Philipp Pelz (Berkeley, CA / US; Nuremberg / DE), Sinead Griffin (Berkeley, CA / US), Scott Stonemeyer (Berkeley, CA / US), Derek Popple (Berkeley, CA / US), Alex Zettl (Berkeley, CA / US), Peter Ercius (Berkeley, CA / US), Hannah Devyldere (Berkeley, CA / US), Mary Scott (Berkeley, CA / US), Colin Ophus (Berkeley, CA / US)
Abstract text (incl. figure legends and references)

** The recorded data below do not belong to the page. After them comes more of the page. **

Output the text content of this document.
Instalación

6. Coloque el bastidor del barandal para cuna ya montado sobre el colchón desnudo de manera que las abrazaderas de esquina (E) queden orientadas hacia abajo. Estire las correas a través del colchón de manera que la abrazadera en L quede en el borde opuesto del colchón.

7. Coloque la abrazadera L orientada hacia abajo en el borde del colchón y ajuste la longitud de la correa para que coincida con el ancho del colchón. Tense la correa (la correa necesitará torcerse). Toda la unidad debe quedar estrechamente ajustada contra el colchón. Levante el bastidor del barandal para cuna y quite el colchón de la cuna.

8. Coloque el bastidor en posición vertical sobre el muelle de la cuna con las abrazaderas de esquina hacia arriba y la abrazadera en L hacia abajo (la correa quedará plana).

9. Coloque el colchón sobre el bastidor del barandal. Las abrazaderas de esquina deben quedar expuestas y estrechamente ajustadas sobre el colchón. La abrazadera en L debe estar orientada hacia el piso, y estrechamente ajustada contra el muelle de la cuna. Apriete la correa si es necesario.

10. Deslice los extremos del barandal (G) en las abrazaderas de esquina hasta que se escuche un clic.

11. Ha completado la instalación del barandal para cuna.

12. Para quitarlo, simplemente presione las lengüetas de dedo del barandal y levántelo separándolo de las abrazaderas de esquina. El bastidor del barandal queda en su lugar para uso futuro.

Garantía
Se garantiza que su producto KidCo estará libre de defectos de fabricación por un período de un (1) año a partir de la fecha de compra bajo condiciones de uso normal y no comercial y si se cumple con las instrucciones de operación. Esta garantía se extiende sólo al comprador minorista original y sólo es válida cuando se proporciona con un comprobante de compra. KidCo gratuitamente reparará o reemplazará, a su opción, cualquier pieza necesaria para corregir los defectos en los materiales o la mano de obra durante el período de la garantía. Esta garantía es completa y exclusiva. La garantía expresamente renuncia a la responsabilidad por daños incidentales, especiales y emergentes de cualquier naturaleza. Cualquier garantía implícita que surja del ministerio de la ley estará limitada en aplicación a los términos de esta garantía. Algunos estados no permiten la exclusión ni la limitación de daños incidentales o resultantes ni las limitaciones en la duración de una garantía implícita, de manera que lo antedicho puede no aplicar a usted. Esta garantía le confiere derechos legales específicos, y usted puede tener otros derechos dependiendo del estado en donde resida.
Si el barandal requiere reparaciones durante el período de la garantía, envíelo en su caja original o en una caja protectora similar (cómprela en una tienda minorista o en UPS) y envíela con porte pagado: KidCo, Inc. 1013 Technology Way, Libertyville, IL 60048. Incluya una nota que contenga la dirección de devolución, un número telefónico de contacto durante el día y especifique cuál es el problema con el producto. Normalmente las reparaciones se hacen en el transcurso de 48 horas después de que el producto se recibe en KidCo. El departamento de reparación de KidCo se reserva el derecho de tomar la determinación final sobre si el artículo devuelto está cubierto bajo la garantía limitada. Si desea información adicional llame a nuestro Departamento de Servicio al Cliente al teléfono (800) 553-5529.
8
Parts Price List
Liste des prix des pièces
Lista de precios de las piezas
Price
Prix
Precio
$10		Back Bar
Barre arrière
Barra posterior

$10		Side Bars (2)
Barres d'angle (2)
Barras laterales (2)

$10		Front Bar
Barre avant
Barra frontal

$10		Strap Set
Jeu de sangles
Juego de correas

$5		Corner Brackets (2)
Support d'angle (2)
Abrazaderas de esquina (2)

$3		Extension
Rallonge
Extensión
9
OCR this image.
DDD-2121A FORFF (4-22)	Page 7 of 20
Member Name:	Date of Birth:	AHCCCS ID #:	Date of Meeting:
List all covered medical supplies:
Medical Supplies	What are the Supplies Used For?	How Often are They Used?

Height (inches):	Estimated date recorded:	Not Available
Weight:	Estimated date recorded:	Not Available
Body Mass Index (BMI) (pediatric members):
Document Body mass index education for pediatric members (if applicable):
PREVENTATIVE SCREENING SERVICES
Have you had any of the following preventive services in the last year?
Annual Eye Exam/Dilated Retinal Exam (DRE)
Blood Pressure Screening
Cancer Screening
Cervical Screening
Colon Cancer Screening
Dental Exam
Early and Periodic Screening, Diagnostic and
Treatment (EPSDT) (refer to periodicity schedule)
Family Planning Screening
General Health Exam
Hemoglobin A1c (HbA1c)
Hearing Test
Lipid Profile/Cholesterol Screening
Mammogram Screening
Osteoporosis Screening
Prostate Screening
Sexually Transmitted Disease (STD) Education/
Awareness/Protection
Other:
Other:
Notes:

Knowledge of the three-dimensional atomic structure of natural and manufactured materials allows us to calculate their physical properties and deduce their function from first principles. Phase-contrast electron microscopy methods like ptychography are ideally suited to solve the 3D atomic structure of nanomaterials containing light and heavy elements. We perform mixed-state electron ptychography from 34.5 million diffraction patterns to reconstruct a high-resolution tilt series of a double wall-carbon nanotube (DW-CNT), encapsulating a complex ZrTe sandwich structure. Class averaging of the resulting reconstructions and subpixel localization of the atomic peaks in the reconstructed volume reveals the complex three-dimensional atomic structure of the core-shell heterostructure with 17 picometer precision.